En ese ambiente de lucha de clases,
nuevamente han revivido las viejas concepciones militares sobre la “Seguridad
Nacional” y los supuestos de la guerra interna. Las “amenazas”, los “enemigos”
de la democracia, los “violentos”, “subversivos” o “insurgentes” y hasta
“comunistas” otra vez más han convertido en sospechosos a los líderes indígenas
o sindicales, los dirigentes populares, los estudiantes movilizados, los
profesores, académicos críticos y capas medias que, como en Chile, protestan
contra una represión que vuelve a dar cuenta de un pinochetismo que no ha
desaparecido, pese a que se lo creía detenido.
El americanismo de corte imperialista
igualmente toma fuerza. No solo están en la mira los “despreciables” gobiernos
de Cuba, Nicaragua o Venezuela, sino todas las fuerzas del progresismo y el
izquierdismo latinoamericano. Se defiende la “democracia hemisférica” y con ese
objetivo el Secretario General de la OEA toma posiciones selectivas frente a
los acontecimientos y gobiernos de la región.
Además, los métodos son ahora más sutiles,
a través de la judicialización y la incriminación arbitraria, el lawfare, la
persecución, la amenaza velada o abierta, la descalificación permanente. Y el
riesgo de que las derechas acudan a soluciones fascistas se extiende.

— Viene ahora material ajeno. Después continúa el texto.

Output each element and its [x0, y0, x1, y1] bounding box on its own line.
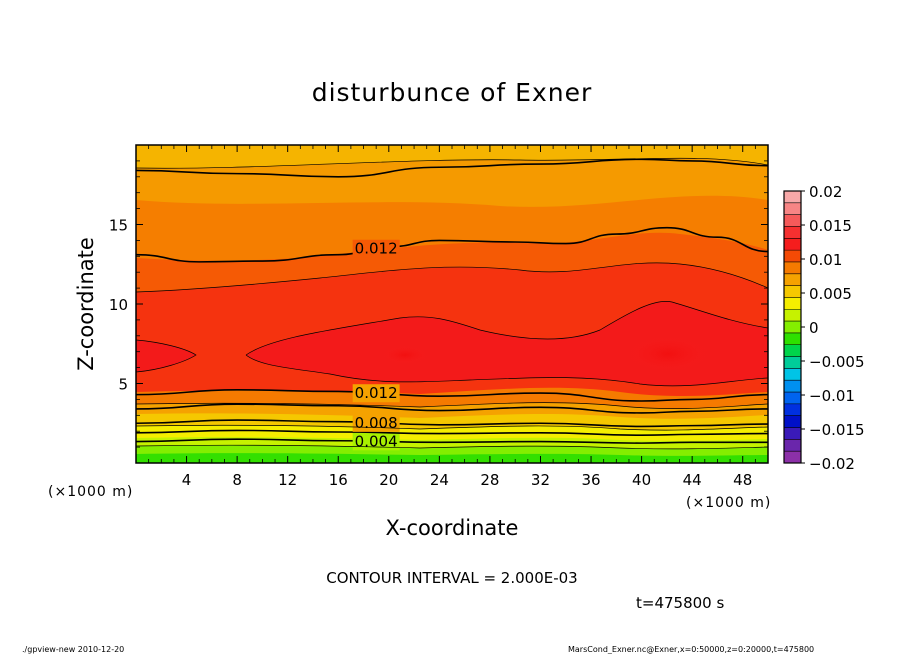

En
Bolivia se desató especialmente en los departamentos del oriente, donde la
dominación oligárquica ha hecho gala de sus acciones contra los “indios de
mierda” (https://bit.ly/2CE58U7).
Aún así, la situación en Bolivia resulta delicada e impredecible, por las
reacciones populares que se mantienen.
Las experiencias de un país u otro se
reflejan, se aprenden. Las elites dominantes se preparan para hacer frente a la
insurgencia social contra sus privilegios y su poder, en la región más
inequitativa del mundo, en la cual Chile era considerada un “oasis” neoliberal,
mientras Bolivia consolidaba un Estado plurinacional con el mayor crecimiento
económico y los más destacables avances sociales. América Latina ha entrado así
a una era histórica complicada, difícil, de dolorosas perspectivas, si es que
la lucha de clases, lanzada por esas elites, se profundiza y avanza.